Нет безразличных: правда — с нами!
А я стою один меж них
В ревущем пламени и дыме
И всеми силами своими
Молюсь за тех и за других…
Так мог сказать только Максимилиан Волошин.
Добрые люди молились, чтобы из сшибки политиканов не началась гражданская война.
Мы все обманулись, нас всех обманули. Власти дрались за место под солнцем, а пострадали простые люди. Конституции нет. Парламент разгромлен. Оппозиция притихла. Лжедемократы хотят сильной руки. Либералы заняты дележом госсобственности.

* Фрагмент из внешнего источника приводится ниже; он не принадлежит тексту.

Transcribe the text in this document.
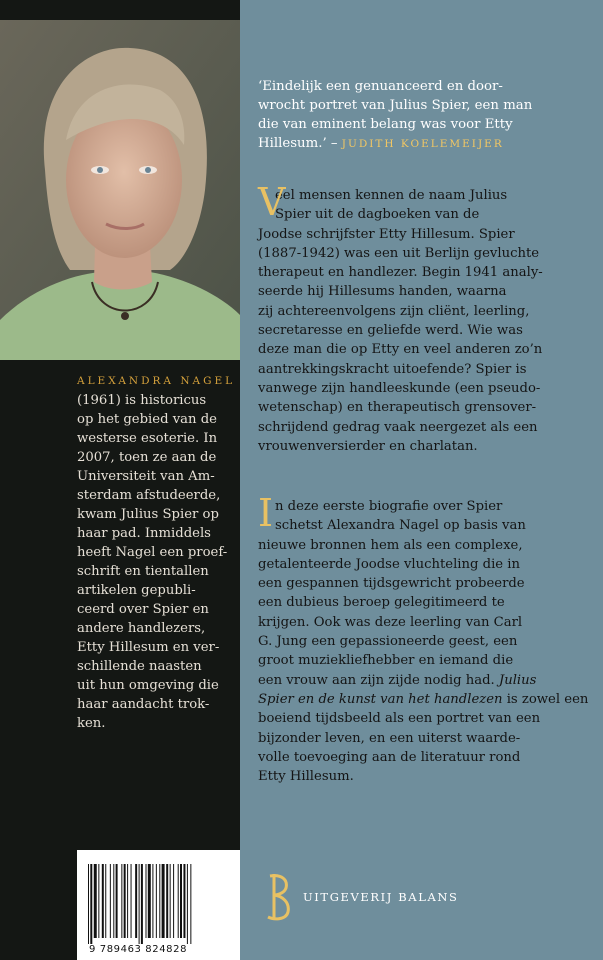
ALEXANDRA NAGEL
(1961) is historicus
op het gebied van de
westerse esoterie. In
2007, toen ze aan de
Universiteit van Am-
sterdam afstudeerde,
kwam Julius Spier op
haar pad. Inmiddels
heeft Nagel een proef-
schrift en tientallen
artikelen gepubli-
ceerd over Spier en
andere handlezers,
Etty Hillesum en ver-
schillende naasten
uit hun omgeving die
haar aandacht trok-
ken.
9 789463 824828
‘Eindelijk een genuanceerd en door-
wrocht portret van Julius Spier, een man
die van eminent belang was voor Etty
Hillesum.’ – JUDITH KOELEMEIJER
V
eel mensen kennen de naam Julius
Spier uit de dagboeken van de
Joodse schrijfster Etty Hillesum. Spier
(1887-1942) was een uit Berlijn gevluchte
therapeut en handlezer. Begin 1941 analy-
seerde hij Hillesums handen, waarna
zij achtereenvolgens zijn cliënt, leerling,
secretaresse en geliefde werd. Wie was
deze man die op Etty en veel anderen zo’n
aantrekkingskracht uitoefende? Spier is
vanwege zijn handleeskunde (een pseudo-
wetenschap) en therapeutisch grensover-
schrijdend gedrag vaak neergezet als een
vrouwenversierder en charlatan.
I n deze eerste biografie over Spier
schetst Alexandra Nagel op basis van
nieuwe bronnen hem als een complexe,
getalenteerde Joodse vluchteling die in
een gespannen tijdsgewricht probeerde
een dubieus beroep gelegitimeerd te
krijgen. Ook was deze leerling van Carl
G. Jung een gepassioneerde geest, een
groot muziekliefhebber en iemand die
een vrouw aan zijn zijde nodig had. Julius
Spier en de kunst van het handlezen is zowel een
boeiend tijdsbeeld als een portret van een
bijzonder leven, en een uiterst waarde-
volle toevoeging aan de literatuur rond
Etty Hillesum.
UITGEVERIJ BALANS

Нет, такая рука ни сейчас, ни потом не поможет обществу.
Нынче нужна не твердая рука, а умная, трезвая, думающая голова!
А ещё Виктор Павлович поверил в мысль, что когда-то придет время и будет правый суд над мерзавцами-политиками, допустившими столичное позорище расстрелом Парламента с танковых орудий и горами трупов в черных целлофановых пакетах, вывозимых из сгоревшего парламента самосвалами на баржи. По слухам, они ночами причаливали к набережной, и в трюмы ссыпались убиенные властью неповинные граждане.
Как не вспомнить великого Грибоедова, устами грубияна Чацкого, сказавшего:
Где, укажите нам, отечества сыны,
Которых мы могли принять за образцы?
Не эти ли — грабительством богаты…
«Те, кто затеял, не были «отечества сыны», они думали лишь о корытах, о карманах, о корысти! — размышлял Малоземов. — Быть им проклинаемыми людьми во время жизни и после смерти».
* * *
Зинаида Сергеева жила в Москве у сына Петра — доцента авиационного института и его жены Дарьи Ивановной — учительницы средней школы. Внук Олег заканчивал среднюю школу.
Ветеран войны тоже восприняла расстрел Парламента как очередную ельцинскую загогулину, отмеченную кровью, калеками и трупами.
Скучно было сидеть дома одной, и она напросилась в гости к Лиде и Виктору. Позвонила в Крюково, ставшем Зеленоградом.
— Лида, это ты? Зина тебя беспокоит. Как вы там живете, зеленоградские москвичи? — представилась таким образом Зина Журавлева.
— Откуда тебе известно, что у нас столичная прописка?
— Весь мир уже знает, а ты у меня спрашиваешь, — заметила подруга. — Хочу вас проведать. Когда можно?
— Да хоть сейчас, мы как пионеры, готовы всегда. Хочешь, завтра?
— Во сколько?
— К обеду — полудню.
— Непременно буду.
Утром умылась, перекусила бутербродом с чашечкой кофе, оделась, зашла в магазин, купила небольшой торт и поплелась к станции метро, чтобы попасть на Ленинградский вокзал.
По ветеранскому удостоверению получила бесплатный билет, чему была искренне рада и благодарна нынешнему руководству страны за социальную заботу о стариках.